J’ai l’impression de descendre mais j’apprendrai plus tard que c’est bel et bien une montée. Au ravitaillement de Mortagne au perche j’ai retrouvé Thierry et Franck. Ils sont fatigués mais ils ont dormi. Nous repartons ensemble mais moi je n’ai pas dormi et ne tiendrai pas longtemps avec eux.

Je m’arrête pour dormir une première micro sieste, puis une deuxième, puis une troisième. De plus en plus rapproché, mon corps exige des micro siestes. Il m’ordonne de m’arrêter et pour un peu plus que 15 minutes. Je décide de m’arrêter vraiment et de dormir 40 minutes. Les gens tombent comme des mouches sur le bord de la route. Littéralement ils s’effondrent sur eux-mêmes. Les positions dans lesquelles ils sont pour certains trahissent leur état d’épuisement le plus profond.

Quelques kilomètres avant l’arrivée deux personnes font une chute devant moi, comme ça pour rien.
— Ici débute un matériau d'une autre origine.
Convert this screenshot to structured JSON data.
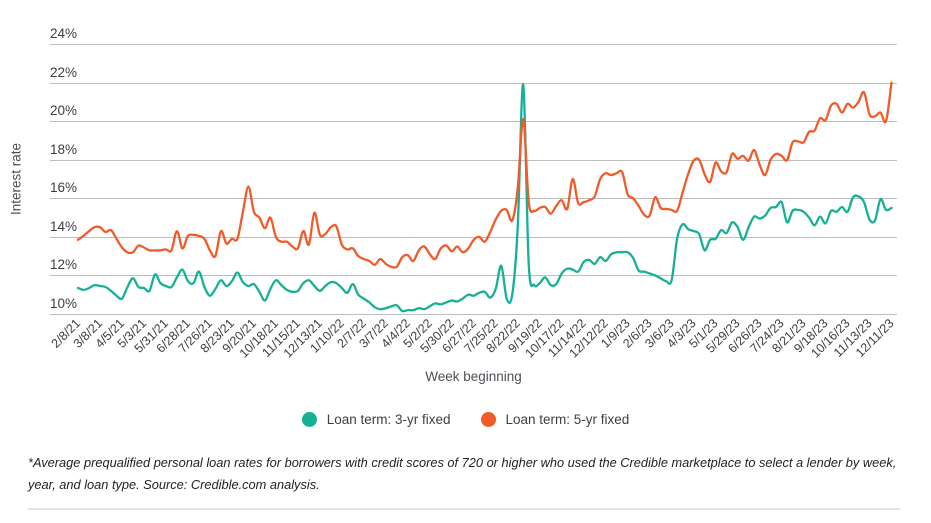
{
  "page": {
    "footnote": "*Average prequalified personal loan rates for borrowers with credit scores of 720 or higher who used the Credible marketplace to select a lender by week, year, and loan type. Source: Credible.com analysis."
  },
  "chart_data": {
    "type": "line",
    "title": "",
    "xlabel": "Week beginning",
    "ylabel": "Interest rate",
    "y_unit": "%",
    "ylim": [
      10,
      24
    ],
    "y_ticks": [
      24,
      22,
      20,
      18,
      16,
      14,
      12,
      10
    ],
    "grid": true,
    "legend_position": "bottom",
    "weeks_per_tick": 4,
    "colors": {
      "grid": "#bdbdbd",
      "tick_text": "#3c4043"
    },
    "x_tick_labels": [
      "2/8/21",
      "3/8/21",
      "4/5/21",
      "5/3/21",
      "5/31/21",
      "6/28/21",
      "7/26/21",
      "8/23/21",
      "9/20/21",
      "10/18/21",
      "11/15/21",
      "12/13/21",
      "1/10/22",
      "2/7/22",
      "3/7/22",
      "4/4/22",
      "5/2/22",
      "5/30/22",
      "6/27/22",
      "7/25/22",
      "8/22/22",
      "9/19/22",
      "10/17/22",
      "11/14/22",
      "12/12/22",
      "1/9/23",
      "2/6/23",
      "3/6/23",
      "4/3/23",
      "5/1/23",
      "5/29/23",
      "6/26/23",
      "7/24/23",
      "8/21/23",
      "9/18/23",
      "10/16/23",
      "11/13/23",
      "12/11/23"
    ],
    "series": [
      {
        "name": "Loan term: 3-yr fixed",
        "color": "#16b096",
        "values": [
          11.35,
          11.25,
          11.35,
          11.5,
          11.45,
          11.4,
          11.2,
          10.95,
          10.8,
          11.4,
          11.85,
          11.4,
          11.35,
          11.2,
          12.05,
          11.6,
          11.45,
          11.4,
          11.9,
          12.3,
          11.7,
          11.6,
          12.2,
          11.4,
          10.95,
          11.3,
          11.75,
          11.45,
          11.7,
          12.15,
          11.65,
          11.45,
          11.55,
          11.15,
          10.7,
          11.3,
          11.75,
          11.5,
          11.25,
          11.15,
          11.2,
          11.6,
          11.75,
          11.45,
          11.2,
          11.45,
          11.65,
          11.6,
          11.35,
          11.1,
          11.55,
          11.0,
          10.8,
          10.6,
          10.35,
          10.25,
          10.3,
          10.4,
          10.45,
          10.15,
          10.2,
          10.2,
          10.3,
          10.25,
          10.4,
          10.55,
          10.5,
          10.6,
          10.7,
          10.65,
          10.8,
          11.0,
          10.95,
          11.1,
          11.15,
          10.85,
          11.3,
          12.5,
          10.8,
          11.0,
          14.5,
          21.9,
          12.6,
          11.5,
          11.6,
          11.9,
          11.5,
          11.55,
          12.1,
          12.35,
          12.3,
          12.2,
          12.7,
          12.8,
          12.6,
          12.95,
          12.75,
          13.1,
          13.2,
          13.2,
          13.2,
          12.9,
          12.25,
          12.2,
          12.1,
          12.0,
          11.85,
          11.7,
          11.75,
          13.9,
          14.65,
          14.4,
          14.3,
          14.15,
          13.3,
          13.85,
          13.9,
          14.35,
          14.2,
          14.75,
          14.5,
          13.85,
          14.5,
          15.05,
          14.95,
          15.1,
          15.5,
          15.55,
          15.8,
          14.75,
          15.35,
          15.4,
          15.3,
          15.0,
          14.6,
          15.05,
          14.7,
          15.35,
          15.3,
          15.55,
          15.3,
          16.05,
          16.1,
          15.8,
          14.9,
          14.85,
          15.95,
          15.4,
          15.5
        ]
      },
      {
        "name": "Loan term: 5-yr fixed",
        "color": "#f05b28",
        "values": [
          13.85,
          14.05,
          14.3,
          14.5,
          14.5,
          14.25,
          14.35,
          13.9,
          13.45,
          13.2,
          13.2,
          13.55,
          13.45,
          13.3,
          13.3,
          13.3,
          13.35,
          13.3,
          14.3,
          13.4,
          14.05,
          14.1,
          14.05,
          13.9,
          13.3,
          13.0,
          14.3,
          13.65,
          13.9,
          13.9,
          15.3,
          16.6,
          15.3,
          15.0,
          14.45,
          15.0,
          14.0,
          13.75,
          13.75,
          13.5,
          13.4,
          14.3,
          13.6,
          15.25,
          14.1,
          14.15,
          14.5,
          14.55,
          13.6,
          13.35,
          13.4,
          13.0,
          12.85,
          12.75,
          12.55,
          12.85,
          12.6,
          12.45,
          12.45,
          12.95,
          13.05,
          12.75,
          13.3,
          13.5,
          13.1,
          12.85,
          13.4,
          13.55,
          13.25,
          13.5,
          13.2,
          13.4,
          13.85,
          14.0,
          13.75,
          14.25,
          14.9,
          15.35,
          15.4,
          14.85,
          16.5,
          20.1,
          15.8,
          15.35,
          15.5,
          15.55,
          15.2,
          15.6,
          15.9,
          15.45,
          17.0,
          15.75,
          15.8,
          15.9,
          16.1,
          17.0,
          17.3,
          17.2,
          17.3,
          17.35,
          16.2,
          16.0,
          15.6,
          15.15,
          15.1,
          16.05,
          15.5,
          15.45,
          15.4,
          15.35,
          16.3,
          17.25,
          17.95,
          18.0,
          17.25,
          16.85,
          17.85,
          17.4,
          17.35,
          18.3,
          18.05,
          18.2,
          17.95,
          18.5,
          17.75,
          17.2,
          18.0,
          18.3,
          18.2,
          17.98,
          18.9,
          18.95,
          18.9,
          19.45,
          19.5,
          20.15,
          20.05,
          20.8,
          20.9,
          20.45,
          20.9,
          20.7,
          21.0,
          21.5,
          20.35,
          20.25,
          20.45,
          20.0,
          22.0
        ]
      }
    ]
  }
}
Une inattention d’un dixième de second et c’est une sortie de route assurée. Je m’arrête pour vérifier que tout va bien et appeler les secours si nécessaire. Ils se sont pris un muret ou un panneau de signalisation. Ils sont amochés mais ils veulent repartir. Quelle est la part de l’inconscient. Sont-ils à ce point anesthésiés qu’ils ne ressentent aucune douleur ? Pourquoi aller si loin dans l’oublie de soi ?
Finalement, me voilà de retour à Rambouillet. Dans un PMU, on m’a demandé « Mais du coup vous faites combien de kilomètres par jour ? ». J’ai pris un temps et puis j’ai fini par dire : « Je n’ai pas de réponse à vous donner il faudrait d’abord que l’on définisse ce qu’est une journée ! ».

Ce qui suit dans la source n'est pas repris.